Crime and Punishment by Fyodor Dostoyevsky
Every time I think about this book I am reminded of Babe and Wallace and Gromit. If you know why, then high five! This novel is so dark, dismal and melancholy, but the writing is just perfect. I found myself excited to read more and taking my time over each page, really savouring every moment of it. The descriptions are vivid and almost terrifyingly haunting at some points (I'm thinking about the murders and the horse beating). I've been advised to avoid Dostoyesvsky for a little while because it is 'too depressing', but I look forward to exploring more of his works when my brain can handle it.
The Silver Dark Sea by Susan Fletcher
This is a truly beautiful novel about the restorative power of hope. Susan Fletcher has long been one of my favourite writers because of her lyrical prose and uplifting narratives. In this novel she weaves in a slightly magical vibe which works brilliantly with her solid and very human characters.
The Chrysalids by John Wyndham
I fell in love with John Wyndham when I read The Day of the Triffids and this has cemented his place in my 'favourite authors' list. He writes science fiction that is not so ridiculously far out that I lose track of the whys and wherefores of the story. Which is always a plus. I couldn't put this book down and it made a very traumatic flight (I thought I was going to die), slightly more bearable.
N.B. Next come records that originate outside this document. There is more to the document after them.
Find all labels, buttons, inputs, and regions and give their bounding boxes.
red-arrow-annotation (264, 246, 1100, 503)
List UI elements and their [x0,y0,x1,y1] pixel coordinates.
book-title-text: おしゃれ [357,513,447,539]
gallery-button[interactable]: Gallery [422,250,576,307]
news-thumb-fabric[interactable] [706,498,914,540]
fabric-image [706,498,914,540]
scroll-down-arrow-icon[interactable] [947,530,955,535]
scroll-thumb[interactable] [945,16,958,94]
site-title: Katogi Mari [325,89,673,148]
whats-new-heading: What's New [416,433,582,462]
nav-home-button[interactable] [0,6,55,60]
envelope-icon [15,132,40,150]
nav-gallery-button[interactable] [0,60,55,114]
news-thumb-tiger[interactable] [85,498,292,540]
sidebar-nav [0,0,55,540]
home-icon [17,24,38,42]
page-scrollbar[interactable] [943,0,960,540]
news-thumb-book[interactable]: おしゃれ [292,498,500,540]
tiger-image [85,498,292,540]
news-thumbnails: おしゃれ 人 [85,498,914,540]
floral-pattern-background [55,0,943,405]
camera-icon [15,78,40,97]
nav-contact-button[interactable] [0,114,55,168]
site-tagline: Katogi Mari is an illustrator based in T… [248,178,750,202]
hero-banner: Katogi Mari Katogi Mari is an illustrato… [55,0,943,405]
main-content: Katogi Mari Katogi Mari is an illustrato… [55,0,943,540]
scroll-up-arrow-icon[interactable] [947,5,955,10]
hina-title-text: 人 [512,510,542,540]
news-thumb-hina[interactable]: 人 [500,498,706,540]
Italian Ways: On and Off the Rails from Milan to Palermo by Tim Parks
I felt supremely nerdy when I said to a friend that I was reading a book about Italian trains, I think understandably so, but actually this book is brilliant. When I was 20 I travelled round Italy using the trains and Parks talks a lot about trains that I am familiar with, the frustrations of train travel in Italy and the many many confusing aspects of ticketing, fees etc. Even without my experience on the trains I think this book would be highly readable. Parks is very adept at describing people and history and his little vignettes make great non-fictional story telling.
The Book of Lost Things by John Connolly
I needed a bit of escapism at the end of July and this provided the perfect fictional escape. This novel has such a wonderfully fairytale-esque structure and the characters have been formed with such care. It is quite fantastical, but not beyond what I can usually read. It was the pacing that I found to be particularly well done, as it had such a perfect balance of fast paced plot movements and slower and more focused character and setting descriptions. I really couldn't put it down.
What were your favourite reads this summer?